One of them was dancing a jig, and so the Flour stood up in front of him
and commenced to dance too. And presently the new chum made a step
that didn't please the Flour, so he hit him between the eyes,
and knocked him down -- fair an' flat on his back.

`"Take that," he says. "Take that, me lovely whipper-snapper, an' lay there!
You can't dance. How dare ye stand up in front of me face to dance
when ye can't dance?"

`He shouted, and drank, and gambled, and danced, and sang,
and fought the new chums all night, and in the morning he said --

`"Well, boys, we had a grand time last night. Come and have a drink with me."

`And of course they went in and had a drink with him.

. . . . .

`Next morning the Flour was walking along the street, when he met a drunken,
disreputable old hag, known among the boys as the "Nipper".

`"Good MORNING, me lovely Flour o' Wheat!" says she.

`"Good MORNING, me lovely Nipper!" says the Flour.

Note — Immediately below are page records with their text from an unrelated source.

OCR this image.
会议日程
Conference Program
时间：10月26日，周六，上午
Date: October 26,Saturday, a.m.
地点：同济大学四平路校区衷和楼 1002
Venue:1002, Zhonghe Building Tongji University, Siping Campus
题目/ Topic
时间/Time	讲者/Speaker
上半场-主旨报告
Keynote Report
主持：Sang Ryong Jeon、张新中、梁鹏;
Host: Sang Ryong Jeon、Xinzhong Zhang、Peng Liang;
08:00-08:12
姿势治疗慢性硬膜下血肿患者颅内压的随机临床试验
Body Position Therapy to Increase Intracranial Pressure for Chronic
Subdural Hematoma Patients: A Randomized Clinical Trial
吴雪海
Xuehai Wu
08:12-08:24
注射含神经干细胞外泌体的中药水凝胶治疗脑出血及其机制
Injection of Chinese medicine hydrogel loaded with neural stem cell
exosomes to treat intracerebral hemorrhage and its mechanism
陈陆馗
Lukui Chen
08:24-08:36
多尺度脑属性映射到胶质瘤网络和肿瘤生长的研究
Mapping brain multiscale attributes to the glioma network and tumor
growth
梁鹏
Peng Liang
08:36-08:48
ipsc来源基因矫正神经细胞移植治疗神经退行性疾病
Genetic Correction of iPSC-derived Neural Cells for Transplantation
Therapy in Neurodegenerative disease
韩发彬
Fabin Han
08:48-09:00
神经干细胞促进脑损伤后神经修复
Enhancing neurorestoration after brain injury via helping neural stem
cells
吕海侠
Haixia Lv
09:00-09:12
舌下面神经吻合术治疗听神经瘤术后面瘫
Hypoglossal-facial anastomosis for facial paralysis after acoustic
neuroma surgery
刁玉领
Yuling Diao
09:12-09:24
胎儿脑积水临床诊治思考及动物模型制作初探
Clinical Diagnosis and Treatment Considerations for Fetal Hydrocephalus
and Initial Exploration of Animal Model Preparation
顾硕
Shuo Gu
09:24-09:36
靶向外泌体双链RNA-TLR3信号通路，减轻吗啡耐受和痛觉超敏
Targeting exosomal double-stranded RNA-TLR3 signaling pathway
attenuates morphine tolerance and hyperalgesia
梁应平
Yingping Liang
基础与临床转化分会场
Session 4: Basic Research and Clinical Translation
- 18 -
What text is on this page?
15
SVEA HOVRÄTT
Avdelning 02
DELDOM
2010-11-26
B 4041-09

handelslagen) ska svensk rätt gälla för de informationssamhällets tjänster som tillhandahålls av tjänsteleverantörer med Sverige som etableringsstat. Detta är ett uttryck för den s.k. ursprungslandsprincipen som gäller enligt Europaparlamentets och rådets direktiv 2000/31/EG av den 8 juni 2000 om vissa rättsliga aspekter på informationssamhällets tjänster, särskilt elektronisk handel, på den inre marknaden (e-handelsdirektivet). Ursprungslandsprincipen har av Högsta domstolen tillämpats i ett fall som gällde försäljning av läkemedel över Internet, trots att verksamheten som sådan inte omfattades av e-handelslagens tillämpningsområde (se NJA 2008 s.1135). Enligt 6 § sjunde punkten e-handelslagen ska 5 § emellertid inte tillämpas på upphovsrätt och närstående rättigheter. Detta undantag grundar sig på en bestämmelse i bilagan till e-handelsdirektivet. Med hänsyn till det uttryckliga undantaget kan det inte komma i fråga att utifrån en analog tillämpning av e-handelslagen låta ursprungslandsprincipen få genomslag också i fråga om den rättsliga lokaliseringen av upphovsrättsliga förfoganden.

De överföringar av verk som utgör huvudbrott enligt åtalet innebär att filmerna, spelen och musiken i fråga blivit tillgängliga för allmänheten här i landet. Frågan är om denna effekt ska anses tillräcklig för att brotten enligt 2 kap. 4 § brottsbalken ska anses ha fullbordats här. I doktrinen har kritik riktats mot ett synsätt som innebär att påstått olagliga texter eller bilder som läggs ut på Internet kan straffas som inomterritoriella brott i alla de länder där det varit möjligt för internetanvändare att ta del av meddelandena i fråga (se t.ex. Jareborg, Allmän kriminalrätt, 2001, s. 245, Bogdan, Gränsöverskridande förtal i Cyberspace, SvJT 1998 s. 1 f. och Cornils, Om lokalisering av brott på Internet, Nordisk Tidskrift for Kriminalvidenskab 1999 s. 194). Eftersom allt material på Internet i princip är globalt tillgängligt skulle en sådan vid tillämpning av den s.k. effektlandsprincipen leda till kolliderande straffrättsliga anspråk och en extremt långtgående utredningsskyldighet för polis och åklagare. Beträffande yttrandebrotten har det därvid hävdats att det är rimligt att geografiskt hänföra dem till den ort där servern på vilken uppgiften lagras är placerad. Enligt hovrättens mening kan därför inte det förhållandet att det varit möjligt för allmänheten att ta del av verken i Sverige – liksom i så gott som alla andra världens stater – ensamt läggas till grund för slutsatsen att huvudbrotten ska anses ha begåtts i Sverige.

`And with that she outs with a bottle she had in her dress,
and smashed him across the face with it. Broke the bottle to smithereens!

`A policeman saw her do it, and took her up; and they had the Flour
as a witness, whether he liked it or not. And a lovely sight he looked,
with his face all done up in bloody bandages, and only one damaged eye
and a corner of his mouth on duty.

`"It's nothing at all, your Honour," he said to the S.M.;
"only a pin-scratch -- it's nothing at all. Let it pass.
I had no right to speak to the lovely woman at all."

`But they didn't let it pass, -- they fined her a quid.

`And the Flour paid the fine.

`But, alas for human nature! It was pretty much the same even in those days,
and amongst those men, as it is now. A man couldn't do a woman a good turn
without the dirty-minded blackguards taking it for granted there was something
between them. It was a great joke amongst the boys who knew the Flour,
and who also knew the Nipper; but as it was carried too far in some quarters,
it got to be no joke to the Flour -- nor to those who laughed too loud
or grinned too long.

. . . . .

`The Flour's cousin thought he was a sharp man. The Flour got "stiff".
He hadn't any money, and his credit had run out, so he went and got
a blank summons from one of the police he knew. He pretended
that he wanted to frighten a man who owed him some money.
Then he filled it up and took it to his cousin.